Stefano (Mikhail Basmadjian) reflects on the migrant situation while Denise (Pia Zammit) experiences racism in the background. Photo: Christine Joan Muscat-AzzopardiStefano (Mikhail Basmadjian) reflects on the migrant situation while Denise (Pia Zammit) experiences racism in the background. Photo: Christine Joan Muscat-Azzopardi

Theatre
Lampedusa
St James Cavalier

Indifference and complacency have led the vast majority of us to set aside our humanity in the face of a very real, terrifying ordeal which sees its victims at the mercy of both the harshness of the elements and the unrelenting prejudice of people.

Anders Lustgarten’s script for Lampedusa, produced by Unifaun Theatre and currently running at St James Cavalier, examines the migrant crisis which is affecting Europe as millions of people make the treacherous journey across the “blue desert” of the Mediterranean Sea.

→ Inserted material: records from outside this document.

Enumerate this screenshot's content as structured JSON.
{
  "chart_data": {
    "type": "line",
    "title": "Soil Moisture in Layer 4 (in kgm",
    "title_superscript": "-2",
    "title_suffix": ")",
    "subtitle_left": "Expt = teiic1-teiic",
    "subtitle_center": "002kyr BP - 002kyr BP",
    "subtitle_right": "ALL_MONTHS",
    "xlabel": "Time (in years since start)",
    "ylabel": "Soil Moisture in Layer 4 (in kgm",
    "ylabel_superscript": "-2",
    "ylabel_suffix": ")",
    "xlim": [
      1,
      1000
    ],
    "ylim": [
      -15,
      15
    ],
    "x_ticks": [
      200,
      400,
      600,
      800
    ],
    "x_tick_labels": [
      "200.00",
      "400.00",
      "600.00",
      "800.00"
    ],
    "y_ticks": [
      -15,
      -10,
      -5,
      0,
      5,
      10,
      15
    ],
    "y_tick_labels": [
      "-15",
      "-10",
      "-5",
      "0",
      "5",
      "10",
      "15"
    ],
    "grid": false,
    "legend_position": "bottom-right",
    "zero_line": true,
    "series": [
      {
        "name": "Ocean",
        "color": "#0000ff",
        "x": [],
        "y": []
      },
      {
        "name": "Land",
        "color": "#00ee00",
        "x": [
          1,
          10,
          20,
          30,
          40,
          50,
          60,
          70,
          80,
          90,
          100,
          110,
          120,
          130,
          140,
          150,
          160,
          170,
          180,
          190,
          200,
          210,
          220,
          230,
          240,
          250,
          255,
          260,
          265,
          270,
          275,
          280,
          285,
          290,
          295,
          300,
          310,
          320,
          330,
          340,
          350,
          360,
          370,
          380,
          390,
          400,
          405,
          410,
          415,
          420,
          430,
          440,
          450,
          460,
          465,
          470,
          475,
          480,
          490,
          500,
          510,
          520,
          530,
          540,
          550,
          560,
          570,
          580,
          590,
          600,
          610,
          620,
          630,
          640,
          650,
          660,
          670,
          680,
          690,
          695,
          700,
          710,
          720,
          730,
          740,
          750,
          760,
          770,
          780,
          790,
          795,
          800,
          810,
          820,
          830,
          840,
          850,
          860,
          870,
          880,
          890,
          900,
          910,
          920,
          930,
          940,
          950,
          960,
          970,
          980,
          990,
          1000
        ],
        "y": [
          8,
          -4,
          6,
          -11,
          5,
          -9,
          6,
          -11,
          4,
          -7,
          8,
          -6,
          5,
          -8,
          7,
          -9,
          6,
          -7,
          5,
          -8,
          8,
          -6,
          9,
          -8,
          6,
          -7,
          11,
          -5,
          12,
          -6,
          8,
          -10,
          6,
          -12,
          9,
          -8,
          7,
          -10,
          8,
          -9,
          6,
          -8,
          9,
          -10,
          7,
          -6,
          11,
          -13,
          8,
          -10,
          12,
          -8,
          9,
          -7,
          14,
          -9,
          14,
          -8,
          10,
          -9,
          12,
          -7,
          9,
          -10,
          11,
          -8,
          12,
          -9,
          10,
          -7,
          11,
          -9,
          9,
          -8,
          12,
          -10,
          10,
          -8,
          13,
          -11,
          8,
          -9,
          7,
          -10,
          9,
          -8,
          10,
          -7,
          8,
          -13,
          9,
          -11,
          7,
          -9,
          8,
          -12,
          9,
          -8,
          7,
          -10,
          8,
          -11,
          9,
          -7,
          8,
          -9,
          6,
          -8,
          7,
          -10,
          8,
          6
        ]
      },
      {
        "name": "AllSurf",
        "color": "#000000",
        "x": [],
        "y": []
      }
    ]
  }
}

It is an expanse of water whose vastness obliterates, swallowing its victims by the boatload, oblivious to age, race and gender. Interestingly, for this performance, the two narrators, who engage the audience in a direct address, were not migrants themselves, at least not in the commonly accepted meaning of the term, but people who deal with them on a close, personal level.

Mikhail Basmadjian played a Lampedusan fisherman whose secondary job of ‘fishing out’ dead migrants’ bodies from the sea with his friend Salvo, pays better than his dwindling primary job. He becomes an emotional migrant – forever displaced in his attempt at understanding the motivation behind the migrants’ choice to travel the treacherous waters, while struggling to come to terms with the changing bigoted attitudes of his fellow Lampedusans and the larger European audience.

His anger at the islanders’ abandonment by the authorities and the EU, is evident, but his kindness and humanity equal this in their pity and horror of what the poor people he attempts to rescue, experience as they float towards perceived safety and freedom on a rickety boat, exploited by traffickers and terrorised by the elements.

From indifference to solidarity, he struggles with his own post-traumatic stress disorder after seeing so many scenes of death – breaking down in front of the audience and admitting to the nightmares where he sees all those poor, lost souls, after having appeared impervious to the horror of the dead at the start of the play, factually listing and describing the different types of corpse he deals with almost on the daily.

Lampedusa is a play to watch, because it is not only about awareness, but about humanity, about solidarity and above all, hope

Intercutting the fisherman’s story in Lampedusa is the story of a British-Muslim woman, who was born and bred in the UK, but suffers from the injustices levelled towards immigrants, while, ironically feeling guilty for perpetrating injustices upon others herself.

Pia Zammit sensitively plays a half-English, half-Muslim single woman from Leeds, who is a cultural migrant, straddling two cultures and two religions, getting abuse from both.

Her job as a loans collector to subsidise her Open University politics degree leads her to meet immigrants from a diverse number of countries as well as a considerable amount of prejudiced out-of-work yobs who swear and spit at her.

She has to deal with her ageing and disabled mother’s benefits claims and later her death, exposing the terrible cracks in British society and highlighting the class-divide. She feels displaced is in a country where her headscarf makes her stand out and her accent makes her fit in, where she has a strong work ethic and a ruthless manner in the execution of her job, votes Tory and yet feels terrible for having to force a poor old woman to pay her dues.

Both actors are supported by Romualdo Moretti’s minimal set – an outcrop of rock by the beach – and Chris Gatt’s tonal lighting, which set the mood very well. While Basmadjian’s interpretation was a touch more empathic and impassioned than Zammit’s, and could have done with a shade more of softening, it was a strong performance and a credit both to him and director Herman Grech, who, as a journalist, has very personal experience in dealing with this topic and whose influence could be clearly felt.

Zammit excelled in her role and gave a nuanced performance which infused pathos with a good dose of humour and made her character credible and instantly likeable. Interestingly, it was these two characters’ growing friendships with the immigrants they dealt with – a boat mechanic from Mali in Lampedusa and a Portuguese single mother in Leeds – which redeemed their humanity and drove home to the audience that our strengths lie in our ability to find similarities beyond our differences and make significant social connections which are mutually beneficial by redeeming our better qualities and mitigating our cynicism.

This is why Lampedusa is a play to watch – it is not only about awareness but about humanity, about solidarity and, above all, hope.